文部科学相の諮問機関、中央教育審議会(中教審)は8月、「『令和の日本型学校教育』を担う質の高い教師の確保のための環境整備に関する総合的な方策について」と題する答申を出しました。若手教師へのサポートや子どもの抱える課題への対応などのため、中堅層を対象に「新たな職」を創設することが盛り込まれています。どのようなものになりそうか、教職員の制度に詳しい日本教育事務学会理事の野川孝三さんに予測してもらいました。
#教職員トピック解説
公立学校の事務職員として勤務した後に、組合活動に従事し、教育予算増額や教職員定数改善にとりくむ。分担執筆に『いまさら聞けない!日本の教育制度』、共著に『事務職員の職務が「従事する」から「つかさどる」へ』がある。

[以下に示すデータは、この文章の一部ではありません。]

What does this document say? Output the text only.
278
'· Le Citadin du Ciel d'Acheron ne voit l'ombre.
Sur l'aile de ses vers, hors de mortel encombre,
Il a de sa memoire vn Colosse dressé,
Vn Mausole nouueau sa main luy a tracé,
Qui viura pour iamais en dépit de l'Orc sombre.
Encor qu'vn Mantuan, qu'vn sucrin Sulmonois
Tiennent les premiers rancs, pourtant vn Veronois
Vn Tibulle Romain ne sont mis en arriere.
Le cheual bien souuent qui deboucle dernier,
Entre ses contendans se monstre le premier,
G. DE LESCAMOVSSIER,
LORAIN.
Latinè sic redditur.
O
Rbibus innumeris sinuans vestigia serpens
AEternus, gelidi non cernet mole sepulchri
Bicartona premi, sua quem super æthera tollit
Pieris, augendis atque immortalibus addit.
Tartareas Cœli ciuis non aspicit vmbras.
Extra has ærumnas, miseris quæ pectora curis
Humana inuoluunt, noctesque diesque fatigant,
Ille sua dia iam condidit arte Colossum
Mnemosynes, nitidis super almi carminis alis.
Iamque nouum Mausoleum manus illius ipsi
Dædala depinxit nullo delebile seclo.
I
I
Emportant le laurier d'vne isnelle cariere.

文部科学省は、中教審の答申を踏まえて、今後、教員の「新たな職」の具体的な制度設計を行います。国会審議を経てその内容が決定され、具体的に導入する際には、職員団体との協議も行われます。したがって、ここで記載するものは確定したものではなく、あくまでも、制度の予測ですので、変わる可能性もあります。
「新たな職」の名前は?
中教審は、現在、東京都で配置されている教諭と主幹教諭の間に位置づいている「主任教諭」を参考に「新たな職」の導入を提言しました。東京都は「主任教諭」ですが、名称は決定されているものではありません。「新たな職」が導入されたとしても、既存の主任制が廃止されるわけではないので、主任との混同を避けることから、学校教育法で規定する職名は「主任教諭」ではない可能性もあります。
必要な法改正は?
学校教育法、義務・高校標準法、市町村立学校職員給与負担法などが改正されます。法案提出時期は2025年の通常国会となる見込みです。施行日を2026年4月1日とし、実際に配置が可能となるのは、2026年度からと想定されます。なお、主幹教諭や指導教諭と同じように、新たな職も任命権者の教育委員会の任意設置となると考えられます。